A souligner qu’on ne pourra jamais gagner une guerre avec une seule arme. «De même, si on ne connaît pas notre ennemi et sa stratégie d’occupation, la guerre est perdue d’avance», ajoute-t-il. Toutefois, le spécialiste explique que l’utilisation des biopesticides et une forme de lutte biologique basée sur l’utilisation de champignons et de bactéries couramment utilisés en agriculture contre divers agresseurs. «Les essais conduits par divers chercheurs en laboratoire sur les effets des champignons entomopathogènes, particulièrement le Beauveria bassiana et  le Metafhizium anisopliae devraient se faire à plus  grande  échelle», propose-t-il.

Le chercheur précise que le Bacillus thuriengiensis à base de bactérie, couramment utilisé contre divers insectes agresseurs, offre des possibilités en lutte antiacridienne. La recherche de souches infectieuses spécifiques au criquet pèlerin dans son aire de dispersion serait donc une solution prometteuse. «De même que les produits chimiques, malgré leur service, les biopesticides peuvent présenter un risque potentiel moindre à tout l’écosystème environnemental», prévient-il.

Le criquet pèlerin est-il quand même bon pour la biodiversité ? 

Dans la perception de l’écologie et de la biodiversité, chaque espèce a son rôle dans un écosystème. De ce fait, M. Chakali estime que nous ne pouvons guère qualifier les espèces de mauvaises ou autres qualificatifs péjoratifs.

Selon lui, les déséquilibres que l’homme a causés à travers les siècles ont directement affecté les terres et le climat, mais surtout indirectement les cycles biologiques de toute la biodiversité. «Face à cette hécatombe, des espèces ont été sensiblement affectées dans les effectifs de leur population, mais d’autres ont vu leur population augmentée de façon exponentielle, ce qui pourrait engendrer dans le futur plusieurs invasions de pathogènes sans potentiels antagonistes», explique-t-il.
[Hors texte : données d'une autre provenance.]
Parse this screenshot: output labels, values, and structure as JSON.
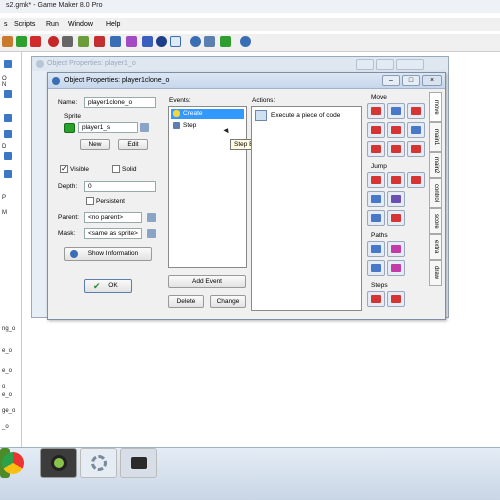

D’ailleurs, divers exemples sont élucidés par plusieurs chercheurs dans le monde et les risques environnementaux sont multiples. Finalement, le criquet pèlerin fait partie intégrante de la diversité biologique d’un écosystème très complexe et évolue selon une organisation en parfaite adéquation environnementale.

Dispositif de veille…

Selon M. Sahli, la lute acharnée avec le développement des moyens de lutte importants, à l’échelle maghrébine et du Sahara (avec le Niger, le Mali, le Sénégal, le Tchad, la Mauritanie, le Maroc et la Tunisie), dans le cadre de la FAO notamment, a contribué à une diminution importante de ce phénomène grave. «Il faut savoir que c’est en Algérie, dans le siège du bureau de la FAO à Alger, que s’organise la lutte à l’échelle africaine, avec un organisme panafricain (CCLPRO), en plus de tous les services du ministère de l’Agriculture et du Développement Rural et surtout l’Institut National de la Protection des végétaux», ajoute-il.

Ce dernier précise que L’INPV et le CCLPRO mettent en Algérie, mais aussi pour les autres pays, tous les moyens de lutte, surtout les traitements chimiques et leur  déversement (par avion) sur les zones touchées. Mais aussi et surtout, la mise en place d’une véritable stratégie de lutte, une planification et une organisation importantes pour attaquer les essaims avant la reproduction.

De son côté, M. Chakali explique que par le passé, d’anciens postes avancés servant d’observatoires et de veille globale à l’invasion acridienne répartis dans les pays du Sahel ont permis de déjouer plusieurs invasions. «Malheureusement, cette alternative de prévention se retrouve aujourd’hui compromise par la situation d’insécurité, dans ces pays et les institutions nationales en charge de cette mission ont été contraintes d’abandonner cette action et se contentent de la lutte à la limite de nos frontières», se désole-t-il.

Ce procédé risque, selon lui, d’être dépassé par l’évolution et l’envergure de l’invasion. Ajoutant que la préservation et la protection de la faune antagoniste peut jouer un grand rôle dans la limitation des , particulièrement dans les aires grégarigènes.